Because it was not an open market sale, Mr Parr did not consider it to be a true reflection of the value of the property and therefore not an appropriate basis for the valuation of the subject land.  However, he agreed that they were similar in topography.

Mr Coe agreed substantially with what Mr Parr said.  The sale was privately negotiated on the basis of a valuation made by a Mr McDonald, a valuer in practice at Yeppoon.  Although the Council purchased the land for future water purposes to augment existing supplies in Waterpark Creek, Mr Coe had ascertained that Mr McDonald had valued the land as rural residential, without regard to its potential as a water storage area.

Mr Coe indicated that he had some concern about the correctness of using that sale as a basis for the valuation, as it had not been tested on the open market.  Then in September 1998, Lot 2 on RP 608456, with an area of 104.265ha, the land immediately to the north of Lot 2215, sold for $186,000 (Sale No 2).  That sale analysed to show an unimproved value of $143,813 and as at the relevant date of valuation, 1 October 1997, the respondent had applied an unimproved value of $140,000 to that land.

Although that sale had occurred some 11 months after the date of valuation, Mr Coe was of the opinion that it supported the earlier sale as there had been no real change in the market in that time.  His one reservation was that again, this property had not been exposed to market forces for the vendor’s personal reasons, but had been sold privately to facilitate a quick sale.  He thought that the vendor may have been able to achieve a better price  if it had been placed on the open market.

Mr Coe considered that property to be similar in most respects to the earlier sale, except that it was smaller.  It had no legal access, being accessed by means of roads through State Forest, with similar frontages to Waterpark Creek and Sandy Creek.

Mr Coe also referred to the sale of a 10-hectare property near Byfield (Sale No 3), which sold in May 1997 for $85,000, analysed to show $71,000 and to which the respondent had applied $62,000 at the relevant date of valuation.  That property has gravel road access and comprises poor coastal forest.  He considered it to be vastly inferior to the subject land, because it was so much smaller and had no access to a creek.

Mr Coe explained that he had included that sale to demonstrate what 10- hectare blocks in the area were selling for.  He readily conceded that they were not comparable to the subject land.  I assume that he included that sale to demonstrate a minimum level of value for rural residential land without the attributes of size, waterfrontage, etc., enjoyed by the subject land, but with better access.

Mr Parr and Mr Coe agreed that the highest and best use of the subject land was as a rural residential retreat.  Although zoned “Rural A” which would allow minimum subdivision of 40 hectares, Mr Coe was of the opinion that the cost of upgrading access to the required standard to the subject land and to Sales 1 and 2, precluded any foreseeable potential for subdivision.

The Issues:

The issues between the parties in this case emerged as

·    Relativity with the valuations applied to other lands; and

·    The comparability of the sales used by the respondent as a basis for the valuation.

Relativity:

Mr Parr has gone to considerable trouble to search the details of valuations applied to other lands in the general area.  In some cases he knew the lands, in others he had simply ascertained details from the Valuation Roll.  In all cases he had compared the rates per hectare with that of the subject land.  In other words, he had relied on a per hectare comparison of relativity of valuations.

As a basis for challenging the valuation of the subject land, there are a number of things to be said.  First, the parties agree that the highest and best use of the subject land is as a rural residential property.  It is well established that such properties do not sell at a rate per hectare but on a site basis, having regard to the various attributes.  Second, it is also well settled that the most appropriate basis of valuation is by comparison with sales of similar lands.  While it is desirable that valuations are relative one to the other, any comparison of relativity should not be preferred to the exclusion of relevant sales evidence, even if those sales are not ideal.  (See Grahn v.
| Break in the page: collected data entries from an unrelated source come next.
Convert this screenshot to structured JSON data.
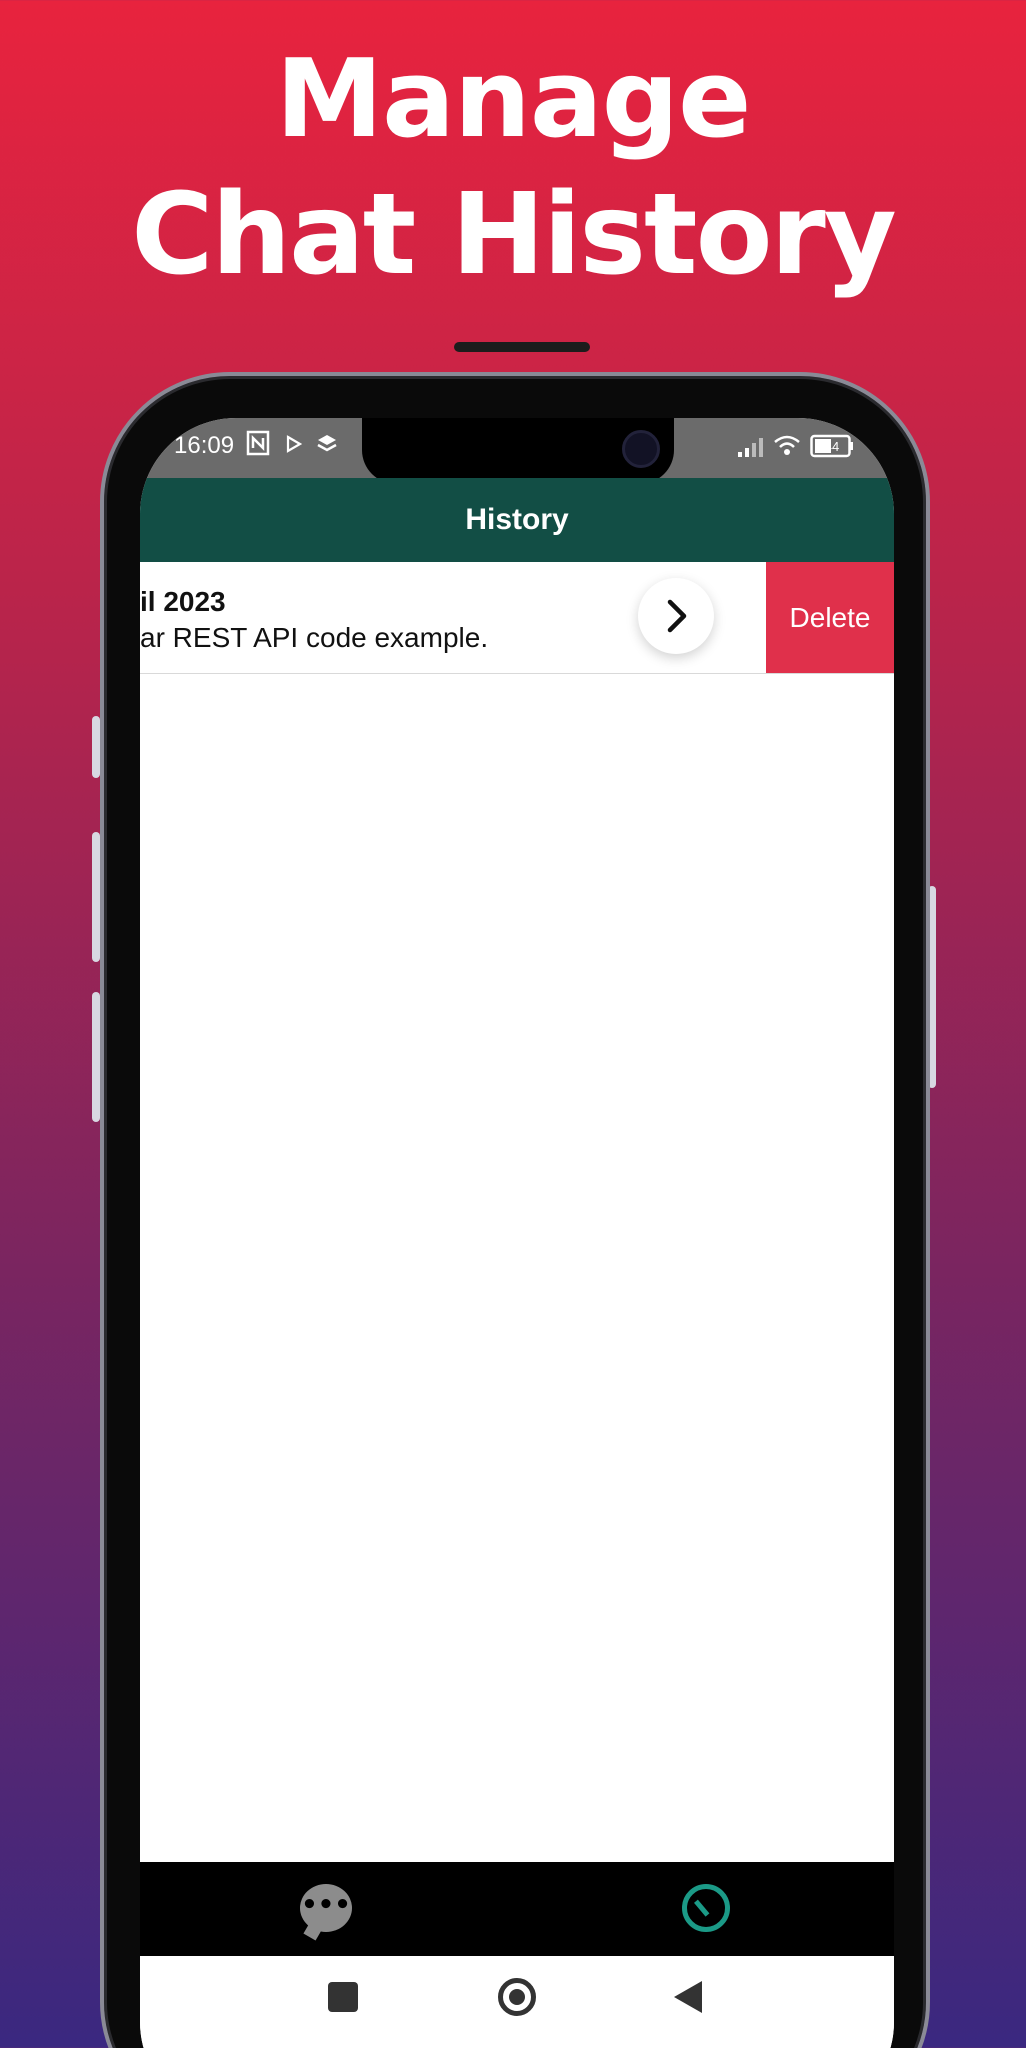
{
  "promo": {
    "headline_line1": "Manage",
    "headline_line2": "Chat History"
  },
  "statusbar": {
    "time": "16:09",
    "battery": "44",
    "icons": [
      "nfc-icon",
      "play-store-icon",
      "layers-icon",
      "signal-icon",
      "wifi-icon",
      "battery-icon"
    ]
  },
  "appbar": {
    "title": "History"
  },
  "history": {
    "items": [
      {
        "date": "il 2023",
        "preview": "ar REST API code example.",
        "open_icon": "chevron-right-icon",
        "delete_label": "Delete"
      }
    ]
  },
  "bottom_nav": {
    "items": [
      {
        "icon": "chat-bubble-icon",
        "active": false
      },
      {
        "icon": "history-clock-icon",
        "active": true
      }
    ]
  },
  "system_nav": {
    "icons": [
      "recent-apps-icon",
      "home-icon",
      "back-icon"
    ]
  },
  "colors": {
    "appbar": "#124e45",
    "delete": "#e0304b",
    "active_nav": "#1b9a87",
    "gradient_top": "#e8233e",
    "gradient_bottom": "#3a2880"
  }
}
The Valuer-General (1992-93) 14 QLCR 327 and the cases cited therein). Third, it is a basic principle of valuation that like be compared with like. Many of Mr Parr’s comparison properties were not similar to the subject land. Many (90% according to Mr Coe) have been valued under the concessional provisions of section 17 of the Act. Others are used for entirely different purposes, such as State Forests, international resorts, etc.

Without more cogent evidence, the appellants could not establish that the valuation of the subject land is out of relativity with the valuations applied to other lands.  In any case, even if the appellants had succeeded in proving that the relativity was incorrect, that alone would not prove that the valuation of the subject land was incorrect.  (Grahn v. The Valuer-General).
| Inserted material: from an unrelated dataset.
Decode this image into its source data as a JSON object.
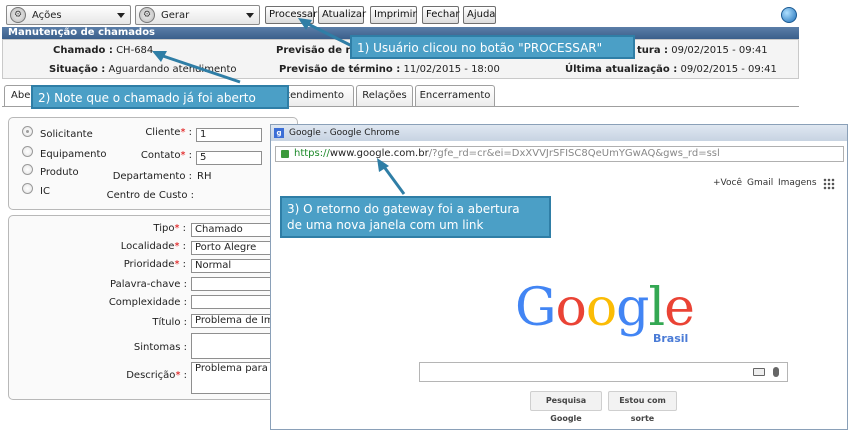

Comparability of the Sales:

The primary basis relied on by the respondent to support the valuation was the sale from Hardencroft Pty Ltd to Livingstone Shire Council.  There are several features about that sale which make it vulnerable to criticism.  It was common ground that it was a special purpose transaction, purchased by the Council for water purposes.  There were suggestions that other deals may have been done, and that the negotiated price was assisted by a valuation made by a valuer on a rural residential basis.  Although much of this information was no more than hearsay, there was sufficient objective evidence to justify treating the sale with some caution, as the circumstances might suggest that the price was higher than market value.  However, the adjoining property sold some 11 months after the date of valuation for a price which Mr Coe considered to support the Hardencroft sale.  As there had been virtually no movement in the market between the date of valuation and the date of the sale, he felt that the sale not only supported the earlier sale of the neighbouring land, but also the unimproved value applied to the subject land.

The only criticism of that sale was that it was not offered on the open market and might have sold for more if it had been.  It was not suggested that the price was too high.  In the circumstances, I accept that the sale is appropriate to prove that the Hardencroft sale was not excessive.  Both sales support the valuation applied to the subject land.
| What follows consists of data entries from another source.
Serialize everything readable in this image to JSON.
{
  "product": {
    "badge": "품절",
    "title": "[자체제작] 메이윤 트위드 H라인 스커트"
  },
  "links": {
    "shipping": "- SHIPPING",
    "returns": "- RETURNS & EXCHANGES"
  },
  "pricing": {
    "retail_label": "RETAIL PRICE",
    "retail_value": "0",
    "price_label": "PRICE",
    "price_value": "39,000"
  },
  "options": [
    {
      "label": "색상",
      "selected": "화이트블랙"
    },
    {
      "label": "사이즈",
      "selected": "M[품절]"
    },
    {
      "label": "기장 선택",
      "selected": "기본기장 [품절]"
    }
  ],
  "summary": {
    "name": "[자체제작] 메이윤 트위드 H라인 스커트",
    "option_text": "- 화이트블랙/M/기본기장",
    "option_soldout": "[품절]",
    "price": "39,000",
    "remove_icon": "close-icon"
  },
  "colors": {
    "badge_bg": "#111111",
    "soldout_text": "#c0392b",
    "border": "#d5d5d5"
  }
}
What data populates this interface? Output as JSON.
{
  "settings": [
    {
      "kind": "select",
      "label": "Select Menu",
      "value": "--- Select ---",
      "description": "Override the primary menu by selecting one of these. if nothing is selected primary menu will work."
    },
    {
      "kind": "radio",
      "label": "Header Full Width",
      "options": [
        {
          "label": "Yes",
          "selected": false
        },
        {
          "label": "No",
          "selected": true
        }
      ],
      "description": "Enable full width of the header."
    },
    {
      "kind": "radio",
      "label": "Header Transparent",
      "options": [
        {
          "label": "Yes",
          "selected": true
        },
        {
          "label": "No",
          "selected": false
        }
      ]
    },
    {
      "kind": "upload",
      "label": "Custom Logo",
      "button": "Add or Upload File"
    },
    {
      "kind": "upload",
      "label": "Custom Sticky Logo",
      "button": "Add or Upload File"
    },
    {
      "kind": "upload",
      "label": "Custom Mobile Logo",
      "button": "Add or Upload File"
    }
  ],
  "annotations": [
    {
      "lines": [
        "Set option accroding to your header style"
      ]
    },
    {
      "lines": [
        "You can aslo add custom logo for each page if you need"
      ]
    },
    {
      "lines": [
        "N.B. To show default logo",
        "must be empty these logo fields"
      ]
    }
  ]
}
I gain no assistance from the sale of the 10-hectare allotment at Byfield.  It is simply too small and not comparable to the subject land.

Similarly, I gain no assistance from the property referred to by Mr Parr, which sold at auction for $115,000. The agent’s brochure shows it is quite different to the subject land and in a different market environment. Mr Parr made no attempt to analyse the sale. Instead, he relied upon the unimproved value applied by the respondent and compared that per hectare with the valuation applied to the subject land. That is not the proper use of the sale. In any case, it could well be that the applied valuation of $30,500 was a concessional valuation made under the provisions of section 17 of the Act as land used for purposes of “farming”.

Conclusion:

In my opinion the appellants did not discharge the onus of proving either of their grounds of appeal.  They have not shown that in making the valuation the respondent acted upon a wrong principle.  In my view, as outlined above, the respondent has made the valuation in accordance with the accepted principles of valuation.  Nor have they shown that the respondent made a serious error of fact.  Indeed, there was largely agreement between the parties about the facts in this case.  Finally, they have not shown that the valuation was made by a fundamentally erroneous method.  The method of direct comparison with comparable sales was appropriate in the circumstances, and, in my view, Mr Coe was correct in comparing properties the highest and best use of which was for rural residential purposes.  On the evidence of Sales Nos 1 and 2, I am satisfied that the unimproved value applied to the subject land is not excessive.

Therefore, the statutory presumption of correctness provided for in section 33 of the Act has not been rebutted (Brisbane City Council v. The Valuer-General for the State of Queensland (1978) 140 CLR 41, at pp.56-57).

Order:

Accordingly, the appeal is dismissed and the unimproved value of the subject land as at 1 October 1997 is affirmed at $200,000.